Pakistani administrations, including the present one, rely on a set of policy decisions that have not varied over time premised not on empirical data but on interactions with either (i) stakeholders who have an inherent interest in seeking fiscal and monetary incentives, or (ii) surveys which may have an inherent experimenter bias.

Five major export industries for example have traditionally been extended fiscal and monetary incentives, including a low discount rate, zero rating of sales tax, as well as utility charges comparable to those available to their competitors in other countries which require from the perspective of the treasury lower revenue collection, cross subsidization at best and budgeted subsidies at worst. This is not to argue that the assumptions have been flawed but to emphasize that an empirical study as opposed to an interaction with stakeholders is the right way to proceed before committing to a policy/strategy.

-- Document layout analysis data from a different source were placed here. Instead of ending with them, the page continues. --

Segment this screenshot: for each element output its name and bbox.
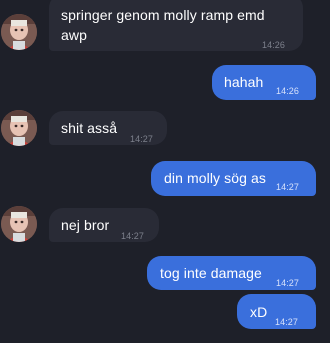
message-time: 14:27 [275,317,299,327]
message-time: 14:26 [276,86,300,96]
avatar-photo-icon [1,14,37,50]
avatar[interactable] [1,206,37,242]
message-bubble-incoming[interactable]: nej bror 14:27 [49,208,159,242]
message-text: hahah [224,74,264,90]
message-text: springer genom molly ramp emd [61,7,265,23]
avatar-photo-icon [1,206,37,242]
message-bubble-outgoing[interactable]: din molly sög as 14:27 [151,161,316,196]
message-time: 14:27 [130,134,154,144]
message-text: tog inte damage [160,265,262,281]
message-text: awp [61,27,87,43]
message-bubble-outgoing[interactable]: xD 14:27 [237,294,316,329]
message-text: xD [250,304,268,320]
avatar-photo-icon [1,110,37,146]
message-bubble-outgoing[interactable]: hahah 14:26 [212,65,316,100]
message-time: 14:27 [276,278,300,288]
message-time: 14:27 [121,231,145,241]
message-bubble-incoming[interactable]: shit asså 14:27 [49,111,167,145]
avatar[interactable] [1,14,37,50]
message-text: shit asså [61,120,118,136]
message-time: 14:27 [276,182,300,192]
message-text: din molly sög as [164,170,266,186]
message-time: 14:26 [262,40,286,50]
message-bubble-outgoing[interactable]: tog inte damage 14:27 [147,256,316,290]
message-bubble-incoming[interactable]: springer genom molly ramp emd awp 14:26 [49,0,303,51]
avatar[interactable] [1,110,37,146]
message-text: nej bror [61,217,110,233]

In economic theory, a lower than the market value of a currency makes exports competitive internationally, a policy that the US has accused China of supporting, while it would negatively impact on imports, thereby reducing the current account deficit. However, in the case of Pakistan, the linkage between exports and the external value of the rupee has not been established and this was clearly revealed during 2018 till March 2020 with a massive rupee depreciation. At the same time imports were curtailed that did result in current account deficit containment but at the cost of (i) stifling of economic activity as import of raw materials was no longer economically feasible; and (ii) a massive rise in domestic inflation as oil and products/cooking oil imports became prohibitively expensive. Pakistan is on a market-based exchange rate system, and the rupee is not determined by market forces as in the US, the UK or EU, and hence there is a need to revisit the exchange rate depreciation from May 2021 at 153 rupees to the dollar to over 167 rupees to the dollar today especially as disorderly market conditions prevail given the daily influx of between 5 and 7 million dollars a day has ceased subsequent to the Taliban take-over of Afghanistan.

Pakistani governments place great reliance on survey results. Two come to mind. First and foremost, the significant improvement in ease of doing business survey, undertaken by the World Bank, continues to be cited by the Cabinet; however, the World Bank has rightly abandoned this survey as Pakistan’s rating improved in ease of doing business at a time when productivity plummeted to around 1.5 percent pre-pandemic. And secondly, the business confidence survey that maybe subject to considerable experimenter bias. Before extending incentives/subsiding inputs including electricity it is, therefore, necessary to determine the causal link between the incentive and the resulting output which necessitates relying on empirical data as opposed to surveys.